Além disso, a inteligência artificial foi calibrada especificamente para dar aquele respiro necessário no single-player. A ideia é que o jogador tenha espaço para errar e experimentar antes de ser jogado aos leões no modo online. Se a IA fosse agressiva demais desde o começo, muita gente desistiria do jogo nos primeiros dez minutos, e a PlaySide sabe que não pode deixar esse potencial de público flopar por causa de uma curva de aprendizado mal desenhada.

No quesito visual e imersão, o jogo não economiza. Personagens icônicos da série da HBO aparecem com a aparência oficial, como o Jon Snow, que teve sua imagem aprovada por Kit Harington. Um detalhe importante é que, por questões de orçamento e agenda, eles usaram dubladores que imitam as vozes originais, mas isso é um mal menor perto de ter a fidelidade visual dos personagens. Imagina comandar o Gregor 'The Mountain' Clegane destruindo linhas de batalha da Casa Lannister; o potencial de impacto visual é enorme.
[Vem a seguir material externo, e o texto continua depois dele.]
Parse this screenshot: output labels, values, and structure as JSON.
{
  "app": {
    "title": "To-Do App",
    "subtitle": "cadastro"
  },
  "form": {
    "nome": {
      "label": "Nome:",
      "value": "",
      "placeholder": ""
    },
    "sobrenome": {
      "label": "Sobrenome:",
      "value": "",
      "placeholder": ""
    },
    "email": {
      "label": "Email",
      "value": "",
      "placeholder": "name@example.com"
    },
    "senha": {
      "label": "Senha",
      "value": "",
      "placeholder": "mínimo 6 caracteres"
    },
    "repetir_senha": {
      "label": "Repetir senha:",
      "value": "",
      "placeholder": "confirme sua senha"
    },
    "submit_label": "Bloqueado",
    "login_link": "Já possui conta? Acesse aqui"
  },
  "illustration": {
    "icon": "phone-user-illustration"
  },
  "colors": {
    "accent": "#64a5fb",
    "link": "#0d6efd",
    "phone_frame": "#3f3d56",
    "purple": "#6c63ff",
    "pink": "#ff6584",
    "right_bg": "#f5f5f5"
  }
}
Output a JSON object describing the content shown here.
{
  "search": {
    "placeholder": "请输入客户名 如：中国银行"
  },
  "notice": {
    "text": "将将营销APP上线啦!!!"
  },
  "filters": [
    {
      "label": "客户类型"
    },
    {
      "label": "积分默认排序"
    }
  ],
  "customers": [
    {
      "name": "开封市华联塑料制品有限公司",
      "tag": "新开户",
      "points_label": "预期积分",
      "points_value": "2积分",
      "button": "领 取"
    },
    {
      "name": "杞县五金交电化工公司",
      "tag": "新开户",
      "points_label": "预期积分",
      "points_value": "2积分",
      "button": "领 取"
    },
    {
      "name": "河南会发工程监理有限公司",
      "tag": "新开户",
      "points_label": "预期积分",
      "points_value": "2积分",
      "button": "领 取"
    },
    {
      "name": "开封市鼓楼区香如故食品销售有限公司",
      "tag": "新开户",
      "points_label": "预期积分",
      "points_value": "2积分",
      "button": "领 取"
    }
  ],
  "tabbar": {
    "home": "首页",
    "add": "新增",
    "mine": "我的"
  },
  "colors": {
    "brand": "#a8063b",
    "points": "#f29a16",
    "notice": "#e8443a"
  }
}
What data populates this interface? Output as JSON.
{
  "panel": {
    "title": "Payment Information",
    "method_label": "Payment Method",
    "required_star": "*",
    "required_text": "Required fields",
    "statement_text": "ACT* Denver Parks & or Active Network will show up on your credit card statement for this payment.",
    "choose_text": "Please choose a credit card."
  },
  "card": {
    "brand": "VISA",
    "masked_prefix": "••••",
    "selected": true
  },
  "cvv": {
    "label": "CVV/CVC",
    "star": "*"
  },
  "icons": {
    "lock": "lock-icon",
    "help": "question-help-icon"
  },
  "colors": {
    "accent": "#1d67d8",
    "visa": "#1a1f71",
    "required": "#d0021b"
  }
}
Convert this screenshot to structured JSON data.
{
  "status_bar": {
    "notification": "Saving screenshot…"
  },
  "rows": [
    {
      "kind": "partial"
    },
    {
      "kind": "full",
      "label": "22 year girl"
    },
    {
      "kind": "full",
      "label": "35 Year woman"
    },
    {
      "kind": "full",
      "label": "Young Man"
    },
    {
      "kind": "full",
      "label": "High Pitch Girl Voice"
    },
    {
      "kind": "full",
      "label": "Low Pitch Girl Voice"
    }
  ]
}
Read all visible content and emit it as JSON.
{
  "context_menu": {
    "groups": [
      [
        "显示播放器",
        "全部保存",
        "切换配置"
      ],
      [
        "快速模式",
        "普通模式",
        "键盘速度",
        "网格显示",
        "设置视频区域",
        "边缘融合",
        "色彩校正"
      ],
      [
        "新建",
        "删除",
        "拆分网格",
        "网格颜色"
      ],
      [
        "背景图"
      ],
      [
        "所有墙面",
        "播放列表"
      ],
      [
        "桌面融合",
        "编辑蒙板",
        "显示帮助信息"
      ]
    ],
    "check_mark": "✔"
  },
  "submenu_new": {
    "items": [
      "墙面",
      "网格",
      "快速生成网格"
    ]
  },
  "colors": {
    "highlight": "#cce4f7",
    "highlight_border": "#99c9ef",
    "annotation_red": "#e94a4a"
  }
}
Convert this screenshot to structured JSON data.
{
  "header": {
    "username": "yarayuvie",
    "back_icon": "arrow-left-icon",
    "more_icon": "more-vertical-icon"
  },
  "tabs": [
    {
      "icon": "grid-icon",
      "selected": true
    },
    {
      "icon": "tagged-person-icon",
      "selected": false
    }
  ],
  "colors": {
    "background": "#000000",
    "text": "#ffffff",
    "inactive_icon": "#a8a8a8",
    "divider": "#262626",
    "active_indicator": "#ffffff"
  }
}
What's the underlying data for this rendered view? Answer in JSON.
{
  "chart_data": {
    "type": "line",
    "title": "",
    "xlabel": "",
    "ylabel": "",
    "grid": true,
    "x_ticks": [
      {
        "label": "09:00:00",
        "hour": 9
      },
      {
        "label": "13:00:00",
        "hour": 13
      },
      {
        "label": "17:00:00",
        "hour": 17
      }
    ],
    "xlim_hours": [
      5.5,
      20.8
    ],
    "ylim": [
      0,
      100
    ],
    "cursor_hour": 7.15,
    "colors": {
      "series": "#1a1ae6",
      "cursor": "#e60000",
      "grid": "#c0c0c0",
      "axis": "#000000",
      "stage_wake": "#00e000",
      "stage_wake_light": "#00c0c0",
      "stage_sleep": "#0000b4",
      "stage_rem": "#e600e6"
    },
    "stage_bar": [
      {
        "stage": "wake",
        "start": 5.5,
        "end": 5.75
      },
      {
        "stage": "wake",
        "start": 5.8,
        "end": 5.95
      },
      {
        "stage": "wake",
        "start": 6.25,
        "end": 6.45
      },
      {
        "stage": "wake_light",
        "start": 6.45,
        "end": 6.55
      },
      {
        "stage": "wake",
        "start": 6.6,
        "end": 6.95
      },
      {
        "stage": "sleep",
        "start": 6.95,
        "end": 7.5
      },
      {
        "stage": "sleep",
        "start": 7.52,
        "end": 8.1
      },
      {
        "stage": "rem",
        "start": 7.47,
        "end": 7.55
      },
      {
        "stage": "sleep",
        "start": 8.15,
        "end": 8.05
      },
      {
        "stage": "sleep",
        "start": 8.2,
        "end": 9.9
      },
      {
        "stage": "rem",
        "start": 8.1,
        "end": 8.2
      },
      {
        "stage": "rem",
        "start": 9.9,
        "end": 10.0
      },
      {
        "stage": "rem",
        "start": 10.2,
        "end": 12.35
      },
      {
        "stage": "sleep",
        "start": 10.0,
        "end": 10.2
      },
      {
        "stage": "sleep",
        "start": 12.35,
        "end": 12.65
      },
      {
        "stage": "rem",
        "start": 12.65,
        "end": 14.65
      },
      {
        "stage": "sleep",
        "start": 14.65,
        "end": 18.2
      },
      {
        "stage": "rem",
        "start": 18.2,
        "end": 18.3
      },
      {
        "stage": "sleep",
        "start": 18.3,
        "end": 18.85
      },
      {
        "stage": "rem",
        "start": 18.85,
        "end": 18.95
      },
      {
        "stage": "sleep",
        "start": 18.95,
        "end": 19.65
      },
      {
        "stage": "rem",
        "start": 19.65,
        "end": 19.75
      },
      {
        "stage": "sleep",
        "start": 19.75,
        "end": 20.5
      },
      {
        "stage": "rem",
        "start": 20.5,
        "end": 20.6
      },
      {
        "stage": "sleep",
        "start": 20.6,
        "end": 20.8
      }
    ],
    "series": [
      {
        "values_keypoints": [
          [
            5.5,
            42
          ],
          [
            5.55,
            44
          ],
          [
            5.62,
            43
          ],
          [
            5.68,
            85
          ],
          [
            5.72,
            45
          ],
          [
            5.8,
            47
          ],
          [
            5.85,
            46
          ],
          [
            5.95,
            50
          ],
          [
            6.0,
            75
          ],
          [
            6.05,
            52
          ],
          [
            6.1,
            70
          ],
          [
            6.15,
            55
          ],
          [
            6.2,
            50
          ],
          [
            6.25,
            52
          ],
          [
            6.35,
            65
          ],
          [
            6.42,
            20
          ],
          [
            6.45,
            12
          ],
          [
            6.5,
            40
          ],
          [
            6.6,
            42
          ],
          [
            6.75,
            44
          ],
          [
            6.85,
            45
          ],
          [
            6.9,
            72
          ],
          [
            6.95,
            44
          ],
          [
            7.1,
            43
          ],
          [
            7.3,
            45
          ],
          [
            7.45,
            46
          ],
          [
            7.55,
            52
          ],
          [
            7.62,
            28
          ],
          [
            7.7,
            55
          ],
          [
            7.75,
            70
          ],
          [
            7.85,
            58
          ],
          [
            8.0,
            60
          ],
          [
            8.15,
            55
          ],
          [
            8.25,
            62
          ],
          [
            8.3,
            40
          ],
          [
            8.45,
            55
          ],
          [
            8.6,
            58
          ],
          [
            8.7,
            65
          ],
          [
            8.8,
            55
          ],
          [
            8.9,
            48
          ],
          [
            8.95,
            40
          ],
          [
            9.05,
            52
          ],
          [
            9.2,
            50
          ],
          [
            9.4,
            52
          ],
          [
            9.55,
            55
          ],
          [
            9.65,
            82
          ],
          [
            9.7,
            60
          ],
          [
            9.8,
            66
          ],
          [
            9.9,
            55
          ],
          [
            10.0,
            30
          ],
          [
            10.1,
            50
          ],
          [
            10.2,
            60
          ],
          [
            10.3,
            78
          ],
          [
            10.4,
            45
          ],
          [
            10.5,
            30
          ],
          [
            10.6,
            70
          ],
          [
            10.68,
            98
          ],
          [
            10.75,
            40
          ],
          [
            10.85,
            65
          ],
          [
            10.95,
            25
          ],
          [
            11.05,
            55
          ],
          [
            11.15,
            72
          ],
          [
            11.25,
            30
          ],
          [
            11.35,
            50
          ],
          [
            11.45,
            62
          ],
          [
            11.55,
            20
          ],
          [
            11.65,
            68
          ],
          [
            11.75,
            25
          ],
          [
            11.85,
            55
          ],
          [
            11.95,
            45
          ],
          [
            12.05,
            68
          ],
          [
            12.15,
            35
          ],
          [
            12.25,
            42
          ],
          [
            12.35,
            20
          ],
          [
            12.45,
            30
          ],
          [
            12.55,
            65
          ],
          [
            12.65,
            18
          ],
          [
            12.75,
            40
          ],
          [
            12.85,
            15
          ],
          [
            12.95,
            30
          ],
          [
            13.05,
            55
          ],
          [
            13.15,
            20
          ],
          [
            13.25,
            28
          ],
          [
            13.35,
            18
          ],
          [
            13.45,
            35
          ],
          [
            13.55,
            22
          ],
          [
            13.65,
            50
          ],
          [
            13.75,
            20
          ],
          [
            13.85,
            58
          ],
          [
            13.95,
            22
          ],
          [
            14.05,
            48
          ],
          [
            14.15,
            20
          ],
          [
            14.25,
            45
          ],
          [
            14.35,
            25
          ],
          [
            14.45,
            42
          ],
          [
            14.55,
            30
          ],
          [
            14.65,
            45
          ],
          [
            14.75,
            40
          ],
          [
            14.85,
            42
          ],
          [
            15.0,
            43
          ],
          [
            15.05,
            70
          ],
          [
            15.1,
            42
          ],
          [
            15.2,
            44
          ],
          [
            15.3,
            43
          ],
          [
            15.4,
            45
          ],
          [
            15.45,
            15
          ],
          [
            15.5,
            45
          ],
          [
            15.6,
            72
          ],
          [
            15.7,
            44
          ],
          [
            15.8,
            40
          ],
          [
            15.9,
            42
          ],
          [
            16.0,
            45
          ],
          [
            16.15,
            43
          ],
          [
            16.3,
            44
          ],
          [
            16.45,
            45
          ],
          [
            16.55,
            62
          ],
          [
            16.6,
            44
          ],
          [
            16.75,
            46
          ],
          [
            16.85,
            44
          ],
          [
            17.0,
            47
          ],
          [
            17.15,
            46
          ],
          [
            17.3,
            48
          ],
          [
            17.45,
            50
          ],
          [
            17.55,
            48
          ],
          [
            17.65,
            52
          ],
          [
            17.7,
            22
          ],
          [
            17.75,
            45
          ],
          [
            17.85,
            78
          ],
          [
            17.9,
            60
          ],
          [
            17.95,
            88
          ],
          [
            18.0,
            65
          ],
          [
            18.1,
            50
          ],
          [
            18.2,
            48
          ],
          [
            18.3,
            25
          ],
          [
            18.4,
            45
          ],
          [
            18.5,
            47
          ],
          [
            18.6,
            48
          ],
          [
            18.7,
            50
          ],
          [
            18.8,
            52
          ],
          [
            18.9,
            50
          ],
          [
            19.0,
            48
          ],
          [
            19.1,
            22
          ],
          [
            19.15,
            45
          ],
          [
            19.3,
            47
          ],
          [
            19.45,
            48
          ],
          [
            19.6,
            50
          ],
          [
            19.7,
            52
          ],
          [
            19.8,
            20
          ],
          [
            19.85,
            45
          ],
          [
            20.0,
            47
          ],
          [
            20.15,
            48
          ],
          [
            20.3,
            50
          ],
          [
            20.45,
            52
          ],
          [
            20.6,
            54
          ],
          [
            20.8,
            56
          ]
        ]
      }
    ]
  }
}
Outro destaque são as unidades especializadas, como a Arya Stark, que atua como uma mestre assassina para a Casa Stark, permitindo jogadas táticas de infiltração que fogem do padrão "tanque na frente, arqueiro atrás". Toda essa estrutura está sendo montada para que o jogo rode liso na Steam, unindo a complexidade estratégica com a fantasia de poder de quem acompanha a saga. É a tentativa de transformar um gênero muitas vezes visto como "chato" ou "difícil" em algo acessível para a massa.

Agora, falando a real: eu fico dividido. Por um lado, é incrível ver um jogo tentando abrir as portas para novos públicos. Por outro, o purista do RTS pode reclamar que o "set and forget" tira a graça da gestão de recursos. Mas convenhamos, para um jogo licenciado de Game of Thrones, o objetivo principal é a diversão e a imersão no universo, e não criar um simulador de planilha de Excel onde você gerencia cada grão de trigo de Westeros.
Meu veredito é que The War for Westeros tem tudo para ser um sucesso se conseguir equilibrar essa simplicidade inicial com camadas de profundidade para quem quiser ir além. Se a PlaySide entregar um combate satisfatório e heróis que realmente mudem o rumo da batalha, teremos um dos melhores jogos da franquia em anos. Se errar a mão e ficar simples demais, corre o risco de ser apenas mais um jogo licenciado que brilha no marketing, mas não sustenta a gameplay por muito tempo.